Fun.’s second song was “Carry On,” and that one involved Nate Ruess playing back his own vocals on a synthesizer. What fun period exclamation point. Do you love “fun.”? See what I did? I deflected.
Here is another question: Do you like watching people maul each other’s faces after sips of egg-white-and-tequila cocktails? I think I might. “Last Call” was an unlikely gem, popping up in the final-sketch dead zone and being successfully weird, which is rare in them thar parts. C.K. had great chemistry with McKinnon as the last patrons at a bar who had struck out in trying to get laid during their first 40 rounds of cocktails at Donnelly’s.

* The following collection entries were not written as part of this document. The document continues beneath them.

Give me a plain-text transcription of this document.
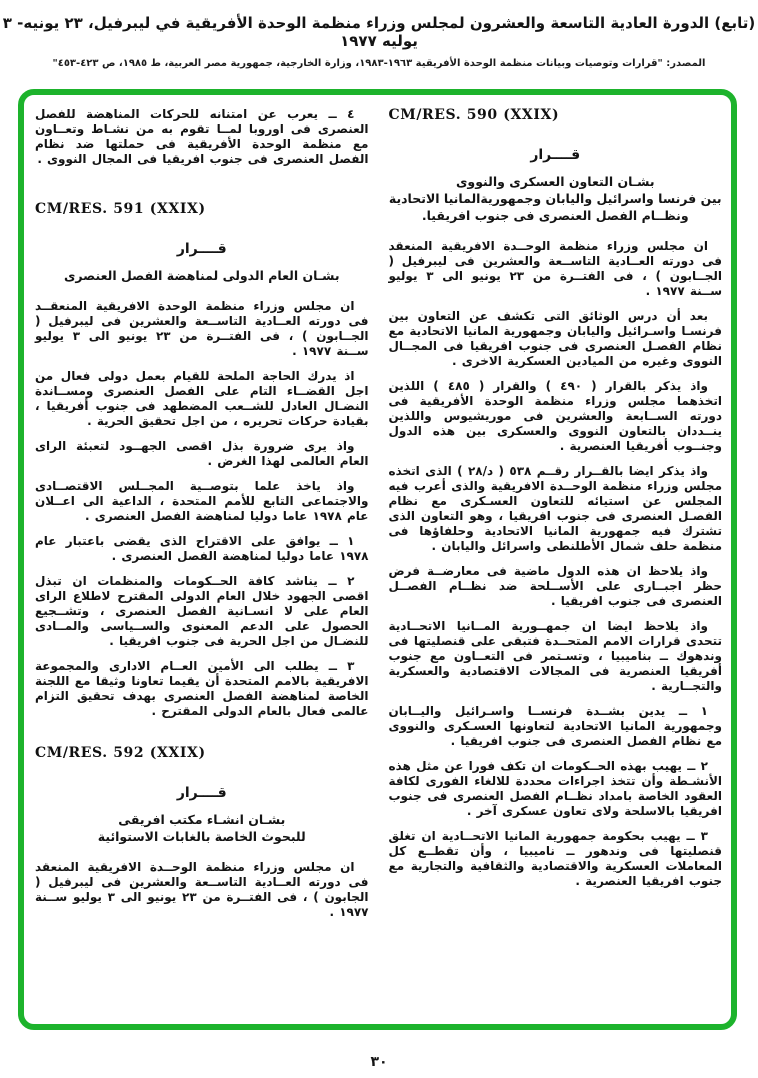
(تابع) الدورة العادية التاسعة والعشرون لمجلس وزراء منظمة الوحدة الأفريقية في ليبرفيل، ٢٣ يونيه- ٣ يوليه ١٩٧٧
المصدر: "قرارات وتوصيات وبيانات منظمة الوحدة الأفريقية ١٩٦٣-١٩٨٣، وزارة الخارجية، جمهورية مصر العربية، ط ١٩٨٥، ص ٤٢٣-٤٥٣"

٤ ــ يعرب عن امتنانه للحركات المناهضة للفصل العنصرى فى اوروبا لمــا تقوم به من نشـاط وتعــاون مع منظمة الوحدة الأفريقية فى حملتها ضد نظام الفصل العنصرى فى جنوب افريقيا فى المجال النووى .

CM/RES. 591 (XXIX)
قــــرار
بشـان العام الدولى لمناهضة الفصل العنصرى

ان مجلس وزراء منظمة الوحدة الافريقية المنعقــد فى دورته العــادية التاســعة والعشرين فى ليبرفيل ( الجــابون ) ، فى الفتــرة من ٢٣ يونيو الى ٣ يوليو ســنة ١٩٧٧ .

اذ يدرك الحاجة الملحة للقيام بعمل دولى فعال من اجل القضــاء التام على الفصل العنصرى ومســاندة النضـال العادل للشــعب المضطهد فى جنوب أفريقيا ، بقيادة حركات تحريره ، من اجل تحقيق الحرية .

واذ يرى ضرورة بذل اقصى الجهــود لتعبئة الراى العام العالمى لهذا الغرض .

واذ ياخذ علما بتوصــية المجــلس الاقتصــادى والاجتماعى التابع للأمم المتحدة ، الداعية الى اعــلان عام ١٩٧٨ عاما دوليا لمناهضة الفصل العنصرى .

١ ــ يوافق على الاقتراح الذى يقضى باعتبار عام ١٩٧٨ عاما دوليا لمناهضة الفصل العنصرى .

٢ ــ يناشد كافة الحــكومات والمنظمات ان تبذل اقصى الجهود خلال العام الدولى المقترح لاطلاع الراى العام على لا انسـانية الفصل العنصرى ، وتشــجيع الحصول على الدعم المعنوى والســياسى والمــادى للنضـال من اجل الحرية فى جنوب افريقيا .

٣ ــ يطلب الى الأمين العــام الادارى والمجموعة الافريقية بالامم المتحدة أن يقيما تعاونا وثيقا مع اللجنة الخاصة لمناهضة الفصل العنصرى بهدف تحقيق التزام عالمى فعال بالعام الدولى المقترح .

CM/RES. 592 (XXIX)
قــــرار
بشـان انشـاء مكتب افريقى
للبحوث الخاصة بالغابات الاستوائية

ان مجلس وزراء منظمة الوحــدة الافريقية المنعقد فى دورته العــادية التاســعة والعشرين فى ليبرفيل ( الجابون ) ، فى الفتــرة من ٢٣ يونيو الى ٣ يوليو ســنة ١٩٧٧ .

CM/RES. 590 (XXIX)
قــــرار
بشـان التعاون العسكرى والنووى
بين فرنسا واسرائيل واليابان وجمهوريةالمانيا الاتحادية
ونظــام الفصل العنصرى فى جنوب افريقيا.

ان مجلس وزراء منظمة الوحــدة الافريقية المنعقد فى دورته العــادية التاســعة والعشرين فى ليبرفيل ( الجــابون ) ، فى الفتــرة من ٢٣ يونيو الى ٣ يوليو ســنة ١٩٧٧ .

بعد أن درس الوثائق التى تكشف عن التعاون بين فرنسـا واسـرائيل واليابان وجمهورية المانيا الاتحادية مع نظام الفصـل العنصرى فى جنوب افريقيا فى المجــال النووى وغيره من الميادين العسكرية الاخرى .

واذ يذكر بالقرار ( ٤٩٠ ) والقرار ( ٤٨٥ ) اللذين اتخذهما مجلس وزراء منظمة الوحدة الأفريقية فى دورته الســابعة والعشرين فى موريشيوس واللذين ينــددان بالتعاون النووى والعسكرى بين هذه الدول وجنــوب أفريقيا العنصرية .

واذ يذكر ايضا بالقــرار رقــم ٥٣٨ ( د/٢٨ ) الذى اتخذه مجلس وزراء منظمة الوحــدة الافريقية والذى أعرب فيه المجلس عن استيائه للتعاون العسـكرى مع نظام الفصـل العنصرى فى جنوب افريقيا ، وهو التعاون الذى تشترك فيه جمهورية المانيا الاتحادية وحلفاؤها فى منظمة حلف شمال الأطلنطى واسرائل واليابان .

واذ يلاحظ ان هذه الدول ماضية فى معارضــة فرض حظر اجبــارى على الأســلحة ضد نظــام الفصــل العنصرى فى جنوب افريقيا .

واذ يلاحظ ايضا ان جمهــورية المــانيا الاتحــادية تتحدى قرارات الامم المتحــدة فتبقى على قنصليتها فى وندهوك ــ بناميبيا ، وتسـتمر فى التعــاون مع جنوب أفريقيا العنصرية فى المجالات الاقتصادية والعسكرية والتجــارية .

١ ــ يدين بشــدة فرنســا واسـرائيل واليــابان وجمهورية المانيا الاتحادية لتعاونها العسـكرى والنووى مع نظام الفصل العنصرى فى جنوب افريقيا .

٢ ــ يهيب بهذه الحــكومات ان تكف فورا عن مثل هذه الأنشـطة وأن تتخذ اجراءات محددة للالغاء الفورى لكافة العقود الخاصة بامداد نظــام الفصل العنصرى فى جنوب افريقيا بالاسلحة ولاى تعاون عسكرى آخر .

٣ ــ يهيب بحكومة جمهورية المانيا الاتحــادية ان تغلق قنصليتها فى وندهور ــ ناميبيا ، وأن تقطــع كل المعاملات العسكرية والاقتصادية والثقافية والتجارية مع جنوب افريقيا العنصرية .

٣٠
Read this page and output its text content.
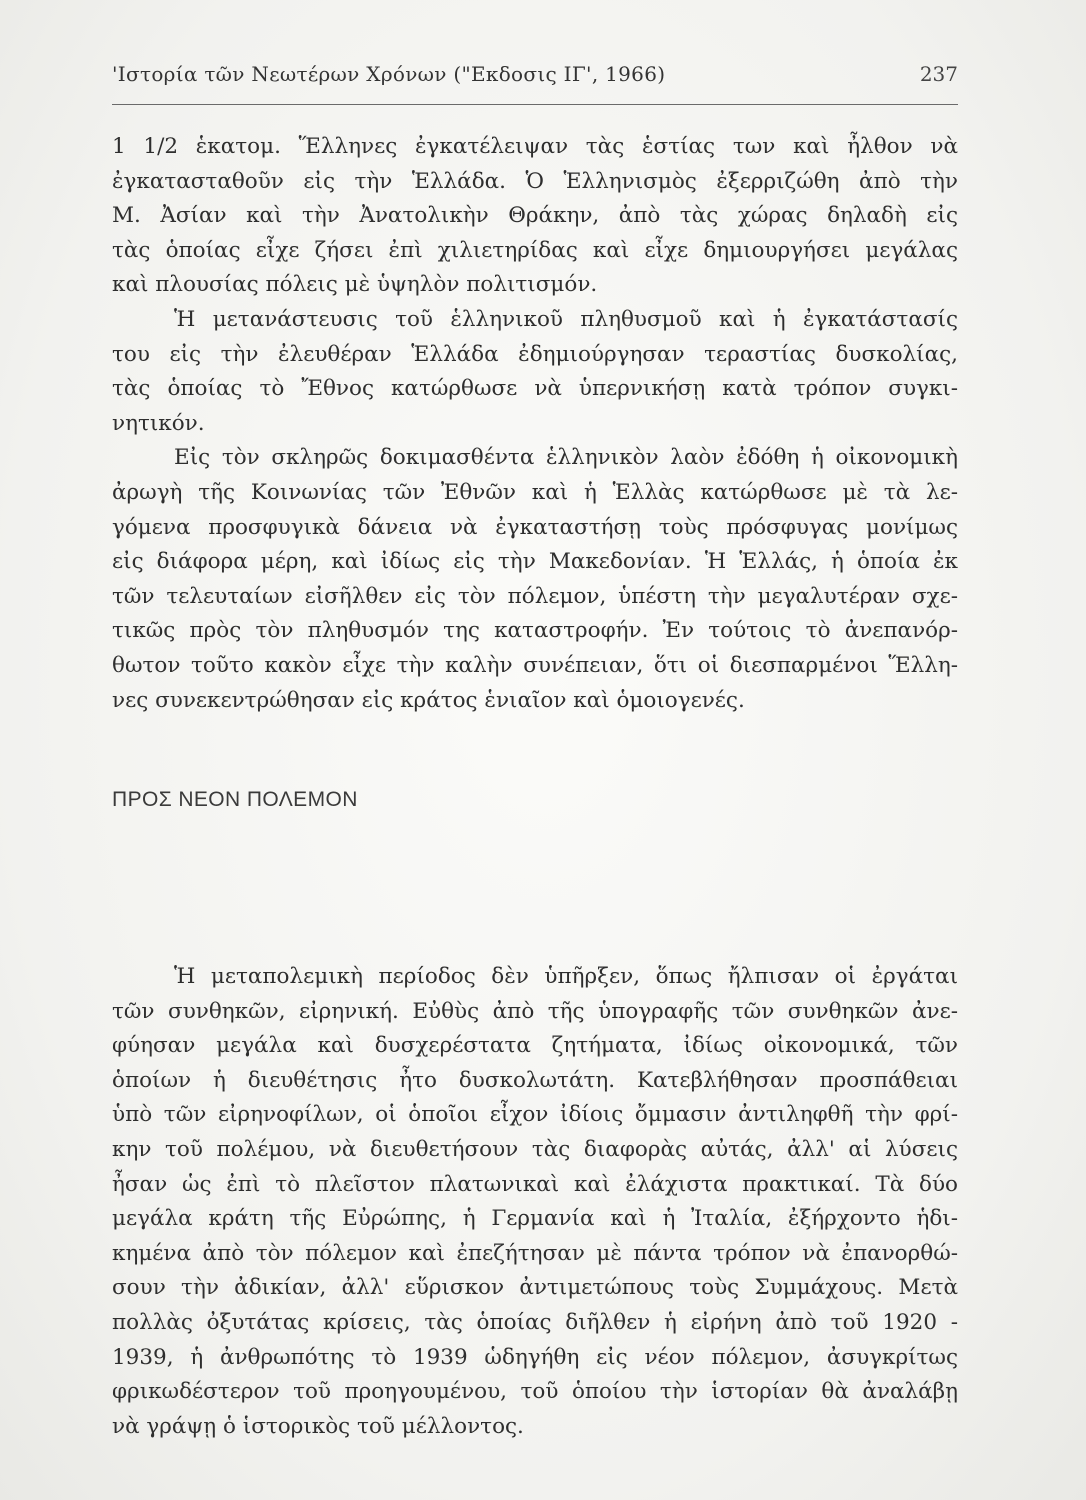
'Ιστορία τῶν Νεωτέρων Χρόνων ("Εκδοσις ΙΓ', 1966)	237
1 1/2 ἑκατομ. Ἕλληνες ἐγκατέλειψαν τὰς ἑστίας των καὶ ἦλθον νὰ
ἐγκατασταθοῦν εἰς τὴν Ἑλλάδα. Ὁ Ἑλληνισμὸς ἐξερριζώθη ἀπὸ τὴν
Μ. Ἀσίαν καὶ τὴν Ἀνατολικὴν Θράκην, ἀπὸ τὰς χώρας δηλαδὴ εἰς
τὰς ὁποίας εἶχε ζήσει ἐπὶ χιλιετηρίδας καὶ εἶχε δημιουργήσει μεγάλας
καὶ πλουσίας πόλεις μὲ ὑψηλὸν πολιτισμόν.
Ἡ μετανάστευσις τοῦ ἑλληνικοῦ πληθυσμοῦ καὶ ἡ ἐγκατάστασίς
του εἰς τὴν ἐλευθέραν Ἑλλάδα ἐδημιούργησαν τεραστίας δυσκολίας,
τὰς ὁποίας τὸ Ἔθνος κατώρθωσε νὰ ὑπερνικήσῃ κατὰ τρόπον συγκι-
νητικόν.
Εἰς τὸν σκληρῶς δοκιμασθέντα ἑλληνικὸν λαὸν ἐδόθη ἡ οἰκονομικὴ
ἀρωγὴ τῆς Κοινωνίας τῶν Ἐθνῶν καὶ ἡ Ἑλλὰς κατώρθωσε μὲ τὰ λε-
γόμενα προσφυγικὰ δάνεια νὰ ἐγκαταστήσῃ τοὺς πρόσφυγας μονίμως
εἰς διάφορα μέρη, καὶ ἰδίως εἰς τὴν Μακεδονίαν. Ἡ Ἑλλάς, ἡ ὁποία ἐκ
τῶν τελευταίων εἰσῆλθεν εἰς τὸν πόλεμον, ὑπέστη τὴν μεγαλυτέραν σχε-
τικῶς πρὸς τὸν πληθυσμόν της καταστροφήν. Ἐν τούτοις τὸ ἀνεπανόρ-
θωτον τοῦτο κακὸν εἶχε τὴν καλὴν συνέπειαν, ὅτι οἱ διεσπαρμένοι Ἕλλη-
νες συνεκεντρώθησαν εἰς κράτος ἑνιαῖον καὶ ὁμοιογενές.
ΠΡΟΣ ΝΕΟΝ ΠΟΛΕΜΟΝ
Ἡ μεταπολεμικὴ περίοδος δὲν ὑπῆρξεν, ὅπως ἤλπισαν οἱ ἐργάται
τῶν συνθηκῶν, εἰρηνική. Εὐθὺς ἀπὸ τῆς ὑπογραφῆς τῶν συνθηκῶν ἀνε-
φύησαν μεγάλα καὶ δυσχερέστατα ζητήματα, ἰδίως οἰκονομικά, τῶν
ὁποίων ἡ διευθέτησις ἦτο δυσκολωτάτη. Κατεβλήθησαν προσπάθειαι
ὑπὸ τῶν εἰρηνοφίλων, οἱ ὁποῖοι εἶχον ἰδίοις ὄμμασιν ἀντιληφθῆ τὴν φρί-
κην τοῦ πολέμου, νὰ διευθετήσουν τὰς διαφορὰς αὐτάς, ἀλλ' αἱ λύσεις
ἦσαν ὡς ἐπὶ τὸ πλεῖστον πλατωνικαὶ καὶ ἐλάχιστα πρακτικαί. Τὰ δύο
μεγάλα κράτη τῆς Εὐρώπης, ἡ Γερμανία καὶ ἡ Ἰταλία, ἐξήρχοντο ἡδι-
κημένα ἀπὸ τὸν πόλεμον καὶ ἐπεζήτησαν μὲ πάντα τρόπον νὰ ἐπανορθώ-
σουν τὴν ἀδικίαν, ἀλλ' εὕρισκον ἀντιμετώπους τοὺς Συμμάχους. Μετὰ
πολλὰς ὀξυτάτας κρίσεις, τὰς ὁποίας διῆλθεν ἡ εἰρήνη ἀπὸ τοῦ 1920 -
1939, ἡ ἀνθρωπότης τὸ 1939 ὡδηγήθη εἰς νέον πόλεμον, ἀσυγκρίτως
φρικωδέστερον τοῦ προηγουμένου, τοῦ ὁποίου τὴν ἱστορίαν θὰ ἀναλάβῃ
νὰ γράψῃ ὁ ἱστορικὸς τοῦ μέλλοντος.
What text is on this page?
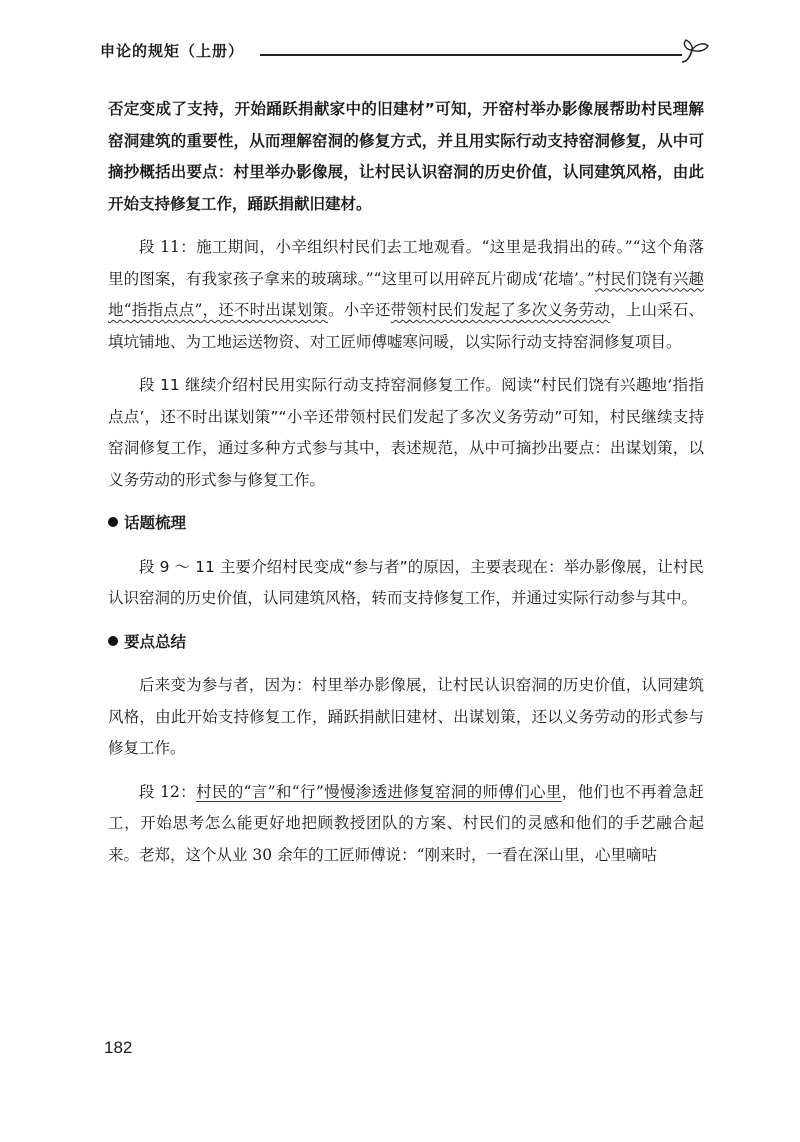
申论的规矩（上册）

否定变成了支持，开始踊跃捐献家中的旧建材”可知，开窑村举办影像展帮助村民理解窑洞建筑的重要性，从而理解窑洞的修复方式，并且用实际行动支持窑洞修复，从中可摘抄概括出要点：村里举办影像展，让村民认识窑洞的历史价值，认同建筑风格，由此开始支持修复工作，踊跃捐献旧建材。

段 11：施工期间，小辛组织村民们去工地观看。“这里是我捐出的砖。”“这个角落里的图案，有我家孩子拿来的玻璃球。”“这里可以用碎瓦片砌成‘花墙’。”村民们饶有兴趣地“指指点点”，还不时出谋划策。小辛还带领村民们发起了多次义务劳动，上山采石、填坑铺地、为工地运送物资、对工匠师傅嘘寒问暖，以实际行动支持窑洞修复项目。

段 11 继续介绍村民用实际行动支持窑洞修复工作。阅读“村民们饶有兴趣地‘指指点点’，还不时出谋划策”“小辛还带领村民们发起了多次义务劳动”可知，村民继续支持窑洞修复工作，通过多种方式参与其中，表述规范，从中可摘抄出要点：出谋划策，以义务劳动的形式参与修复工作。

话题梳理

段 9 ～ 11 主要介绍村民变成“参与者”的原因，主要表现在：举办影像展，让村民认识窑洞的历史价值，认同建筑风格，转而支持修复工作，并通过实际行动参与其中。

要点总结

后来变为参与者，因为：村里举办影像展，让村民认识窑洞的历史价值，认同建筑风格，由此开始支持修复工作，踊跃捐献旧建材、出谋划策，还以义务劳动的形式参与修复工作。

段 12：村民的“言”和“行”慢慢渗透进修复窑洞的师傅们心里，他们也不再着急赶工，开始思考怎么能更好地把顾教授团队的方案、村民们的灵感和他们的手艺融合起来。老郑，这个从业 30 余年的工匠师傅说：“刚来时，一看在深山里，心里嘀咕

182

Their exchange mainly consisted of desperate attempts at connection (he had baby food for lunch, she had candy corn; she’s from Annapolis by way of Guam, he hails from Northern California — well, hey, what about Breakfast at Tiffany’s?), but they found common ground in the simple fact of being two heterosexual characters with non-matching genitalia and “having limbs — all of them.” “You are the only man here, and I love that,” says McKinnon before engaging in a makeout session that defies description (from bow to stern, and inside nostrils too). “That was unworkable,” reviews C.K., and McKinnon gives it “two vaginas down,” but of course kissing isn’t required in those kinds of circumstances, so the two scramble outside to get it on against the pub window as the bartender (Thompson) mercifully sprays it with opaque cleaning solution to obscure the fornication. Ah, the social benefits of being in a densely populated walking city during a natural disaster: nothing like a little doomsday weather to get a person in the mood, when the term “last call” feels headier than ever and the (lack of) lighting is ideal for the not-so-choosy. I might be nuts, but I found this sketch to be strangely sweet: just a couple of people trying to make the best of a bleak, dark night. Maybe there’s nothing uniquely New York about that, but you’ve got to admit it — when called upon, New Yorkers do a bang-up job.
Next Week: Anne Hathaway hosts for the third time with musical guest Rihanna, who was invited back despite pissing off everyone last time she appeared on the show by skipping out on the dress rehearsal and then committing the cardinal offense of snacking on an apple before the taping. Hey, she was just trying to keep the doctor away.